Mas reconheço a originalidade da insurgência contra o mérito exposta pelo presidente do Supremo Tribunal Federal. Pode até servir para me dar uma sobrevida aqui, considerada a influência que outras atitudes originais do ministro lhe conferiram. Mas é verdade que nunca li, ouvi ou imaginei uma condenação do mérito. Ainda mais em nome da Justiça.

Já estou refeito do traumatismo mental e moral sofrido quando dei literalmente de cara, sem prévio aviso (por favor, não confundir com aviso prévio), com as alegações do procurador-geral Roberto Gurgel, no pedido de prisão dos condenados pelo mensalão.

Ele considerou necessária a “definitividade” (ai! dói ainda) às condenações, com a consequente impossibilidade de recurso contra o que é dado como definitivo. Sem as prisões imediatas e com os recursos previstos, o procurador-geral considera, e gostaria de impedir, que será “excessivamente longo” o tempo até a conclusão da ação penal 470, com os condenados na prisão. Os recursos, se ocorrerem, não serão atos judiciais inventados pelos advogados de defesa para os réus do mensalão. Seu uso está autorizado pela Constituição, pela legislação específica e previsto pelos regimentos do Judiciário.

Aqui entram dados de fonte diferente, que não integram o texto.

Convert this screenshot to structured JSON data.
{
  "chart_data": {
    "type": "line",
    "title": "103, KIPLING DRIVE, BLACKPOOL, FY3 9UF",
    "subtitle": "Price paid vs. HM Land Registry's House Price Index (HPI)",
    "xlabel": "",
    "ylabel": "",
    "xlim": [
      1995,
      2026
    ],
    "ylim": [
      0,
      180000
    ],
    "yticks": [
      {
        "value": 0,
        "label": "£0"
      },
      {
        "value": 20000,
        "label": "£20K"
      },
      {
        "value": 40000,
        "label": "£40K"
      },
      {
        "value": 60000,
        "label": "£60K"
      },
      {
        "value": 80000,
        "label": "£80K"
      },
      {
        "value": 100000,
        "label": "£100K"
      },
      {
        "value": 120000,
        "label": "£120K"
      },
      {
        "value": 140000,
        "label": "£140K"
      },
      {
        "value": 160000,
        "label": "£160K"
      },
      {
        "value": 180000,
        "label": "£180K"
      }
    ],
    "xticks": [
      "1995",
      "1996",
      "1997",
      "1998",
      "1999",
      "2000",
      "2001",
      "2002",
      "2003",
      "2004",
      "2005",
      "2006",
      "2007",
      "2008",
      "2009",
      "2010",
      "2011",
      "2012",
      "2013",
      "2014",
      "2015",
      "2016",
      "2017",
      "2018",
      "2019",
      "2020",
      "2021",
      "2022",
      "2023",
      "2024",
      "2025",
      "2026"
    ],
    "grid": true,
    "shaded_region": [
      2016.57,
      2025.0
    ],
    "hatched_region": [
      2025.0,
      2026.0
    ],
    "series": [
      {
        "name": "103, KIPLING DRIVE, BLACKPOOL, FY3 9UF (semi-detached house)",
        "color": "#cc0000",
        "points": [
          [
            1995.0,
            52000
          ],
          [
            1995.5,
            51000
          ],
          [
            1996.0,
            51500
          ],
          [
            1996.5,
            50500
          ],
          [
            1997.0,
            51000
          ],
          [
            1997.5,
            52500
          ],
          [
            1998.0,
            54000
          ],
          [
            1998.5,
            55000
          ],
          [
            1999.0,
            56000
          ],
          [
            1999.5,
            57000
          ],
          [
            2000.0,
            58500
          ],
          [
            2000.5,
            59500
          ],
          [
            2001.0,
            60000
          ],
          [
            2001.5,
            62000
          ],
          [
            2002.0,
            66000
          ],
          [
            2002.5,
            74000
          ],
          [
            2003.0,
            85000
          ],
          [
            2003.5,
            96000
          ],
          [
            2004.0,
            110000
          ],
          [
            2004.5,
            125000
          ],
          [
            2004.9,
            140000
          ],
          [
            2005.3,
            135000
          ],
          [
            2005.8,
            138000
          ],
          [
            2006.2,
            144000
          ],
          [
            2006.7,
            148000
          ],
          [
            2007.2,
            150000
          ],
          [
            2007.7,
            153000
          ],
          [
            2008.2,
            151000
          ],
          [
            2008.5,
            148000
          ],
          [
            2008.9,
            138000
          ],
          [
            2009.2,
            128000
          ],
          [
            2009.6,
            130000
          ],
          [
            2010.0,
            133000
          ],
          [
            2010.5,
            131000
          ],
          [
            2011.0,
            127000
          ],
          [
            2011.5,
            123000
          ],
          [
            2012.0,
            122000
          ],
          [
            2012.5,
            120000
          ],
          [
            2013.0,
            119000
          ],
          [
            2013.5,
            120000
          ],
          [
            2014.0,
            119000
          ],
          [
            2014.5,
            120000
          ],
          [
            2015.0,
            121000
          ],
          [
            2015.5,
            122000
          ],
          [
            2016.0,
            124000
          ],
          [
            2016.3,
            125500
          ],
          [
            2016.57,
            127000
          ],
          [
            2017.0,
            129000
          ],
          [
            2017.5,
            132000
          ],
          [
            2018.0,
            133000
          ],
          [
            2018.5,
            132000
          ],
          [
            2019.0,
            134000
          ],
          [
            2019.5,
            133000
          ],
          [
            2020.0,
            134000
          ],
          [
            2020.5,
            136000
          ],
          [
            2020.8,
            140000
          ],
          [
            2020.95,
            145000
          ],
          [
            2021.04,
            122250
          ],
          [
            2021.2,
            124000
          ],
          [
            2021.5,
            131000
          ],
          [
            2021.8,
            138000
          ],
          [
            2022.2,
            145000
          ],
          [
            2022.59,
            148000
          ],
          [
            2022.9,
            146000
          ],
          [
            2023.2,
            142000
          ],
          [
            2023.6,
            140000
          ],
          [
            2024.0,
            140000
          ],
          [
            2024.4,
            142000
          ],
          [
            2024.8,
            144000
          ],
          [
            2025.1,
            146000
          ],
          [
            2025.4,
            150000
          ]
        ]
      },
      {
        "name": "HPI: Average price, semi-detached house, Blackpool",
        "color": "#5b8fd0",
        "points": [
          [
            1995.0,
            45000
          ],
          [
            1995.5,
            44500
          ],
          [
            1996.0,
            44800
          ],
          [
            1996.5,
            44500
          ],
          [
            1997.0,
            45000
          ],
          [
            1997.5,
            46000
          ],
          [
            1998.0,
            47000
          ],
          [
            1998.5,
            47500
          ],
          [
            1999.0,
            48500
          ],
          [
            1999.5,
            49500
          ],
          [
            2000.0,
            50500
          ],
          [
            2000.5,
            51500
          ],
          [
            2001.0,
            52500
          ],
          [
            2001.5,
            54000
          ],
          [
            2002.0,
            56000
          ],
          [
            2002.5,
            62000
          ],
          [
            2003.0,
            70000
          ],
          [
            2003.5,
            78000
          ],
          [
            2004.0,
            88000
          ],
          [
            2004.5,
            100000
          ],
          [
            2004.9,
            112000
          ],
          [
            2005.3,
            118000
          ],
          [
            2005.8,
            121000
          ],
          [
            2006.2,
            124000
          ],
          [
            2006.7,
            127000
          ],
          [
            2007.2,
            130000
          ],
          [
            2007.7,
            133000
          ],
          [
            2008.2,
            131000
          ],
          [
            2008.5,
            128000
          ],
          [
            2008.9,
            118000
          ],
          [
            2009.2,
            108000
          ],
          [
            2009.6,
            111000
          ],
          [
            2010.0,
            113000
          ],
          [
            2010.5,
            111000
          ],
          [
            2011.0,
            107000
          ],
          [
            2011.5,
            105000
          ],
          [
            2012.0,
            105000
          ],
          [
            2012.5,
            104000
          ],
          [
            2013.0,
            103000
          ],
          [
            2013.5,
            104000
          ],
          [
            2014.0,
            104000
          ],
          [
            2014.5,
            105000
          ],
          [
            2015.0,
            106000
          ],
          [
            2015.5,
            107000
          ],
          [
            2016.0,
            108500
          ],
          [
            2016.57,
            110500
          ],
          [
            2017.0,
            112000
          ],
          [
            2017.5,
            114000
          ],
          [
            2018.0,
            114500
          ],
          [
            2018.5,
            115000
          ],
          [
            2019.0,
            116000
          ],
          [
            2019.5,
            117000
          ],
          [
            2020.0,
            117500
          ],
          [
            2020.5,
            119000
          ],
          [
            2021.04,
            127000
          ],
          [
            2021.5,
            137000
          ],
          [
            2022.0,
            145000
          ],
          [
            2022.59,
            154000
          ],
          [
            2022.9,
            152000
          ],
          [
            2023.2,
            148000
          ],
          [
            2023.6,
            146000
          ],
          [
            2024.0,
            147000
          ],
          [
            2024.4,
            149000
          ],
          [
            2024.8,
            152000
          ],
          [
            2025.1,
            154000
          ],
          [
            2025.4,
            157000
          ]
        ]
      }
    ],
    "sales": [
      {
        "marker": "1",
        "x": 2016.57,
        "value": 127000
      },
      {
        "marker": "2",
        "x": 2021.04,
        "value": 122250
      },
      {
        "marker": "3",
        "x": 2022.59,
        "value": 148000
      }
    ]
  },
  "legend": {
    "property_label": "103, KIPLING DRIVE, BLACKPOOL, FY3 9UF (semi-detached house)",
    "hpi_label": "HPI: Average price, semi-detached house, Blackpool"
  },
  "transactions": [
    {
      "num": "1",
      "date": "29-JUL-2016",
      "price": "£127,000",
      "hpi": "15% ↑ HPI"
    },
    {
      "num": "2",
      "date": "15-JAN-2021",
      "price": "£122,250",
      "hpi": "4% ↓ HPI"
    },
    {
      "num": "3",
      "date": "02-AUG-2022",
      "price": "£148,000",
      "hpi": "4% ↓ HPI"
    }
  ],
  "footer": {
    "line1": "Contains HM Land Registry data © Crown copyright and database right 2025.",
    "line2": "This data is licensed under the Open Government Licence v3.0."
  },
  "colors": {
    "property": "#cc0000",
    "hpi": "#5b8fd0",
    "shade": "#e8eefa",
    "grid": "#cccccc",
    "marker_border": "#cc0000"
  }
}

No caso, ao Supremo Tribunal Federal compete considerá-los ou rejeitá-los. Manobras para impedir que ocorram são atos contra a Constituição, a legislação específica e os regimentos. São, portanto, contra a República e seu sistema judiciário. Para cuja defesa existe, entre outros fins, e como o título indica, o cargo de procurador-geral da República.

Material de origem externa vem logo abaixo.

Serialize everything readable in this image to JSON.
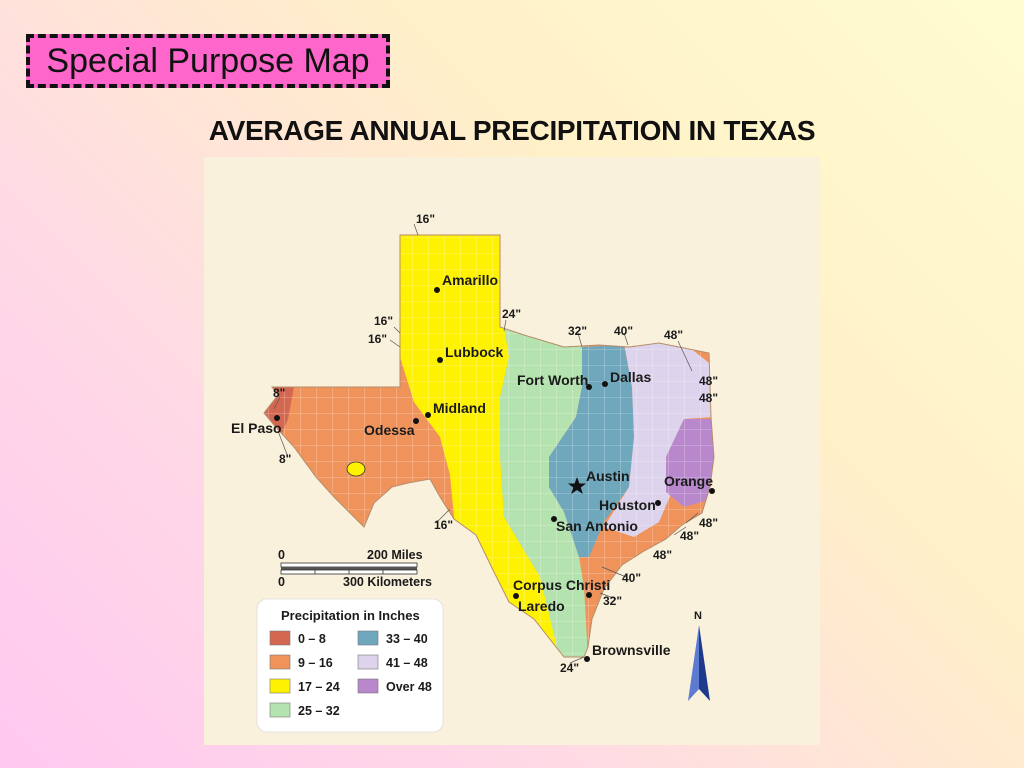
{
  "slide": {
    "badge_text": "Special Purpose Map",
    "title": "AVERAGE ANNUAL PRECIPITATION IN TEXAS"
  },
  "cities": {
    "amarillo": "Amarillo",
    "lubbock": "Lubbock",
    "midland": "Midland",
    "odessa": "Odessa",
    "el_paso": "El Paso",
    "fort_worth": "Fort Worth",
    "dallas": "Dallas",
    "austin": "Austin",
    "houston": "Houston",
    "san_antonio": "San Antonio",
    "orange": "Orange",
    "corpus_christi": "Corpus Christi",
    "laredo": "Laredo",
    "brownsville": "Brownsville"
  },
  "isohyets": {
    "l16_top": "16\"",
    "l16_a": "16\"",
    "l16_b": "16\"",
    "l16_bottom": "16\"",
    "l24_top": "24\"",
    "l24_bottom": "24\"",
    "l32_top": "32\"",
    "l32_bottom": "32\"",
    "l40_top": "40\"",
    "l40_bottom": "40\"",
    "l48_top": "48\"",
    "l48_r1": "48\"",
    "l48_r2": "48\"",
    "l48_r3": "48\"",
    "l48_r4": "48\"",
    "l48_r5": "48\"",
    "l8_top": "8\"",
    "l8_bottom": "8\""
  },
  "scale": {
    "miles_zero": "0",
    "miles_label": "200 Miles",
    "km_zero": "0",
    "km_label": "300 Kilometers"
  },
  "north_label": "N",
  "legend": {
    "title": "Precipitation in Inches",
    "items": [
      {
        "label": "0 – 8",
        "color": "#d4674f"
      },
      {
        "label": "9 – 16",
        "color": "#f0935a"
      },
      {
        "label": "17 – 24",
        "color": "#fff200"
      },
      {
        "label": "25 – 32",
        "color": "#b5e3b0"
      },
      {
        "label": "33 – 40",
        "color": "#6fa7bd"
      },
      {
        "label": "41 – 48",
        "color": "#ddd3ec"
      },
      {
        "label": "Over 48",
        "color": "#b887cc"
      }
    ]
  }
}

O recém-empossado ministro Teori Zavascki considera que “o excesso de exposição não colabora para as boas decisões” do Supremo. Talvez se dê o oposto, às vezes. Como pareceu se dar nos julgamentos das células-tronco e das terras indígenas de Roraima, por exemplo.

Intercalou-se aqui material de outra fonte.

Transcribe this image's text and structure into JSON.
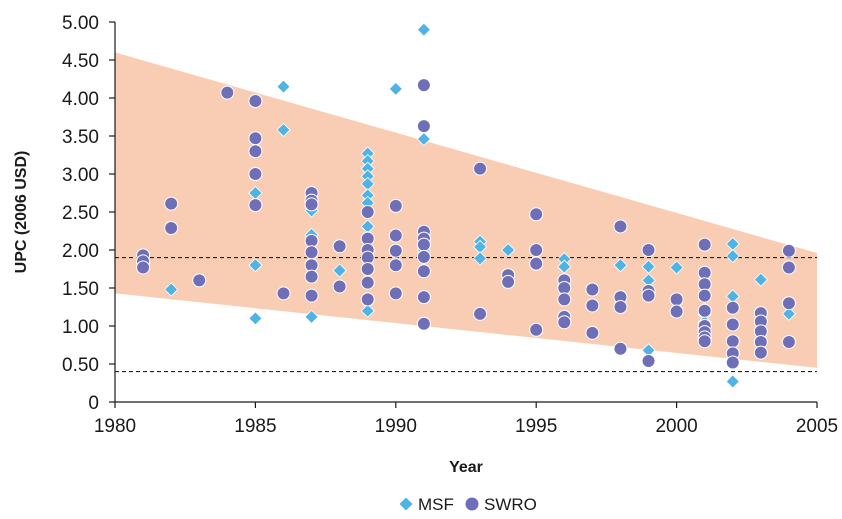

Para a aparente maioria, foram boas decisões. Mas o que importa na opinião autorizada do ministro é trazer, implícita, a ideia de que as decisões do Supremo são suscetíveis, por contenção ou por exibicionismo, de influenciar-se pela exposição aos cidadãos em geral. Eu é que não dou exemplos de.

3 comentários em “O mérito. Ou não

  1. Falou e disse o grande advogado e defensor dos preceitos constitucionais aplicáveis aos arrolados na ação penal 470.

    RRamos

  2. De fato, o Fux “surpreendeu” o governo. Certos petistas, os lulos, dizem que o termo correto seria traiu.

    O Ministro Joaquim tem todo o direito de expressar sua opinião, mas quanto à promoção por mérito, também acho que ele foi, no mínimo, infeliz no que defendeu.

    Agora, a mídia é mesmo muito volúvel. Quer por que quer os pronunciamentos, e quando os Ministros os fazem, diz que eles querem e gostam de holofotes, da vitrine.

    De minha parte eu preferiria que os ministros se expusessem somente durante as transmissões dos julgamentos, no estrito cumprimento de suas respectivas missões, mas como não é ilegal que eles deem entrevistas, só me cabe assisti-las. Pelo menos posso fazer minha própria avaliação quanto à procedência ou improcedência do que dizem. Não ficando refém do que dizem a Carta Capital ou a Veja, ou o Reinaldo Azevedo ou o Paulo Henrique Amorim, isso para citar só algumas fontes das mídias rivais.

    Interessante que todos gostaram, inclusive a mídia, do comportamento do Ministro Joaquim aquando do arranca-rabo em que ele se envolveu, ao vivo, com o Ministro Gilmar Mendes.

    Numa palavra, “dependendo da hora” a superexposição dos Ministros pode ser boa ou ruim para alguns.